I think your driftwood would be fine.


----------



## Sulfurhead (Jul 18, 2005)

I went to my LFS to check out some possible tankmates for the upper column. I ran across the usual neon tetras and such, but also found some "emperor tetras" that looked really good. The colors of the males were very impressive. Anyone here ever try these?


----------



## BrownBullhead (May 15, 2005)

*Sulfurhead*: The 28 or 29 count of Neolamprologus in mine are spread out across the water column enough whenever the lights are on; I don't think I need any dithers.  Those tetras are indeed attractive to look at, but I don't know how well they would fair in hard water, particularly for someone like me who adds additional buffer to hard tap water.


----------



## Sulfurhead (Jul 18, 2005)

*** finally got some pics, they arent the best, but i said i would post.....
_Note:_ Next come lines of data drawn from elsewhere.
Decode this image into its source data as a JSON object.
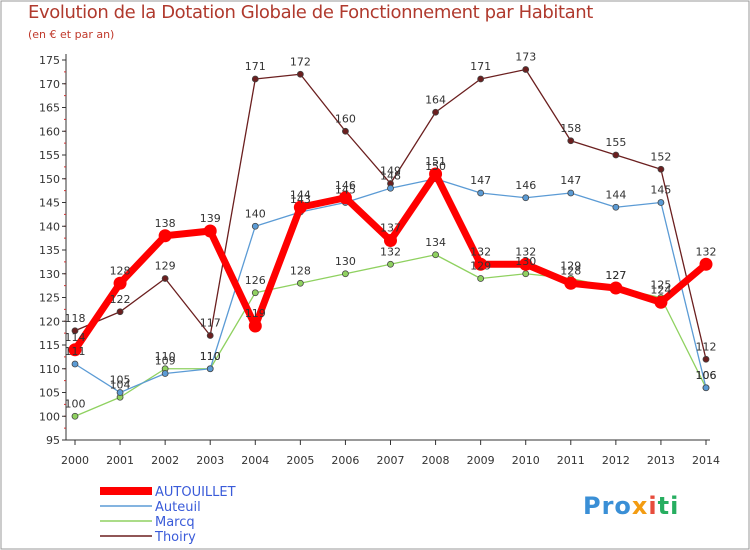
{
  "title": "Evolution de la Dotation Globale de Fonctionnement par Habitant",
  "subtitle": "(en € et par an)",
  "logo_text": "Proxiti",
  "chart_data": {
    "type": "line",
    "x": [
      "2000",
      "2001",
      "2002",
      "2003",
      "2004",
      "2005",
      "2006",
      "2007",
      "2008",
      "2009",
      "2010",
      "2011",
      "2012",
      "2013",
      "2014"
    ],
    "yticks": [
      95,
      100,
      105,
      110,
      115,
      120,
      125,
      130,
      135,
      140,
      145,
      150,
      155,
      160,
      165,
      170,
      175
    ],
    "ylim": [
      95,
      175
    ],
    "grid": false,
    "legend_position": "bottom-left",
    "series": [
      {
        "name": "AUTOUILLET",
        "color": "#ff0000",
        "values": [
          114,
          128,
          138,
          139,
          119,
          144,
          146,
          137,
          151,
          132,
          132,
          128,
          127,
          124,
          132
        ]
      },
      {
        "name": "Auteuil",
        "color": "#5b9bd5",
        "values": [
          111,
          105,
          109,
          110,
          140,
          143,
          145,
          148,
          150,
          147,
          146,
          147,
          144,
          145,
          106
        ]
      },
      {
        "name": "Marcq",
        "color": "#8fd160",
        "values": [
          100,
          104,
          110,
          110,
          126,
          128,
          130,
          132,
          134,
          129,
          130,
          129,
          127,
          125,
          106
        ]
      },
      {
        "name": "Thoiry",
        "color": "#6b1f1f",
        "values": [
          118,
          122,
          129,
          117,
          171,
          172,
          160,
          149,
          164,
          171,
          173,
          158,
          155,
          152,
          112
        ]
      }
    ]
  }
}
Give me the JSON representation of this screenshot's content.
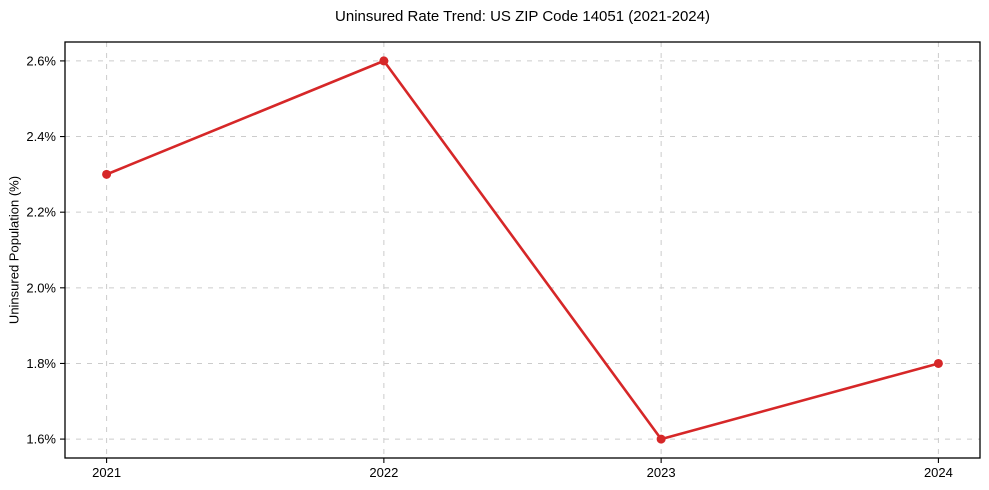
{
  "chart_data": {
    "type": "line",
    "title": "Uninsured Rate Trend: US ZIP Code 14051 (2021-2024)",
    "xlabel": "",
    "ylabel": "Uninsured Population (%)",
    "x": [
      2021,
      2022,
      2023,
      2024
    ],
    "x_tick_labels": [
      "2021",
      "2022",
      "2023",
      "2024"
    ],
    "series": [
      {
        "name": "Uninsured Population (%)",
        "values": [
          2.3,
          2.6,
          1.6,
          1.8
        ]
      }
    ],
    "y_ticks": [
      1.6,
      1.8,
      2.0,
      2.2,
      2.4,
      2.6
    ],
    "y_tick_labels": [
      "1.6%",
      "1.8%",
      "2.0%",
      "2.2%",
      "2.4%",
      "2.6%"
    ],
    "xlim": [
      2020.85,
      2024.15
    ],
    "ylim": [
      1.55,
      2.65
    ],
    "grid": true,
    "grid_style": "dashed",
    "legend": false,
    "colors": {
      "line": "#d62728",
      "marker": "#d62728",
      "grid": "#cccccc",
      "spine": "#000000",
      "background": "#ffffff",
      "text": "#000000"
    }
  }
}
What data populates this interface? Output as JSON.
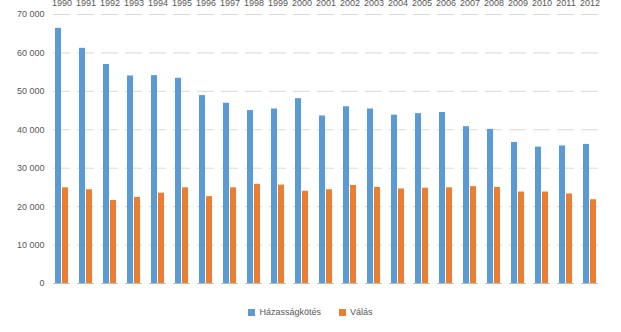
{
  "chart_data": {
    "type": "bar",
    "categories": [
      "1990",
      "1991",
      "1992",
      "1993",
      "1994",
      "1995",
      "1996",
      "1997",
      "1998",
      "1999",
      "2000",
      "2001",
      "2002",
      "2003",
      "2004",
      "2005",
      "2006",
      "2007",
      "2008",
      "2009",
      "2010",
      "2011",
      "2012"
    ],
    "series": [
      {
        "name": "Házasságkötés",
        "color": "#5b9bd5",
        "values": [
          66400,
          61200,
          57000,
          54000,
          54100,
          53400,
          48900,
          46900,
          45000,
          45400,
          48100,
          43600,
          46000,
          45400,
          43800,
          44200,
          44500,
          40800,
          40100,
          36700,
          35500,
          35800,
          36200
        ]
      },
      {
        "name": "Válás",
        "color": "#ed7d31",
        "values": [
          24900,
          24400,
          21600,
          22400,
          23500,
          24900,
          22600,
          24900,
          25800,
          25600,
          24000,
          24400,
          25500,
          25000,
          24600,
          24800,
          24900,
          25200,
          25000,
          23800,
          23800,
          23300,
          21800
        ]
      }
    ],
    "ylim": [
      0,
      70000
    ],
    "yticks": [
      0,
      {
        "value": 10000,
        "label": "10 000"
      },
      {
        "value": 20000,
        "label": "20 000"
      },
      {
        "value": 30000,
        "label": "30 000"
      },
      {
        "value": 40000,
        "label": "40 000"
      },
      {
        "value": 50000,
        "label": "50 000"
      },
      {
        "value": 60000,
        "label": "60 000"
      },
      {
        "value": 70000,
        "label": "70 000"
      }
    ],
    "grid": true,
    "legend": "bottom"
  }
}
this is my first attempt at a tang/shellie tank, always done malawi and fronts. i browsed over here in this subforum and saw some pics of multies and had to have them. I have a trio(what looks to be 2m/1f) of transcriptus in with them until Xmas where the pair will have their own 20 beneath this one. they dont harm the other julie, but they do keep him away from their cave.


----------



## EmagdniM (Nov 29, 2007)

Looks nice man, I highly suggest getting a lot more shells though. Go to www.cichlidbreeding.com and get about 40 of the Whale eye shells...you wont be disappointed.


----------



## Sulfurhead (Jul 18, 2005)

Will do, i was planning on it. I currently have 2/fish and i hope to litter the ground with tons more.


----------